Wave Life Sciences has taken a step toward validating a new modality, becoming the first group to report therapeutic RNA editing in humans. The update on the GSK-partnered prospect sent Wave’s share price up 63% to almost $14 despite coinciding with news that Takeda has axed a deal for another asset.
The ongoing phase 1b/2a study is testing WVE-006 in alpha-1 antitrypsin deficiency (AATD). The drug candidate is a GalNAc-conjugated RNA editing oligonucleotide that is designed to correct a mutation in mRNA. The mutation drives misfolding and aggregation of AAT in the liver, a decrease in functional forms of the protein in circulation and the symptoms that make AATD an unmet medical need.
Wave presented data on two patients who received a single 200 mg dose of WVE-006. Neither patient can naturally produce wild-type M-AAT, enabling Wave to use the presence of the protein as evidence that its candidate is successfully editing mRNA.

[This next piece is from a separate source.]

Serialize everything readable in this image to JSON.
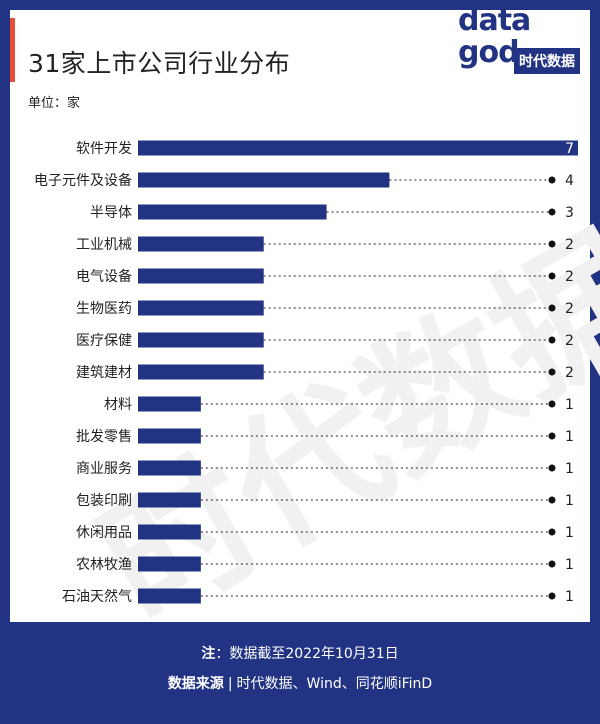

Circulating wild-type M-AAT protein in plasma reached a mean of 6.9 micromolar at day 15. At that time, the wild-type protein accounted for more than 60% of total AAT. Increases were seen at Day 3 and lasted through the cutoff at Day 57. Wave saw increases in the inhibition of neutrophil elastase, an enzyme that AAT defends the lungs against, that it said were consistent with the production of functional protein.
Mean total AAT was below the level of quantification at baseline. By day 15, the level had risen to 10.8 micromolar. Wave said the result meets the level that has been the basis for regulatory approval for AAT augmentation therapies, although it will need to validate the result across more patients to get WVE-006 to market. Work to collect more data is underway, with Wave aiming to share multi-dose data next year.
“The level of mRNA editing we are observing with a single dose exceeded our expectations and we expect M-AAT levels to continue to increase with repeat dosing, based on our preclinical data,” Wave CEO Paul Bolno said in a statement.
GSK paid $170 million to close a deal that included global rights to WVE-006 in 2022. Wave will wrap up the current study of WVE-006 and then hand over to GSK, which is on the hook for up to $525 million in milestones, for further development.
Multiple treatments for AATD that contain plasma-derived human alpha1-proteinase inhibitors are on the market already. However, the limitations of those treatments have led companies including Takeda and Vertex to move AATD candidates into and through clinical development.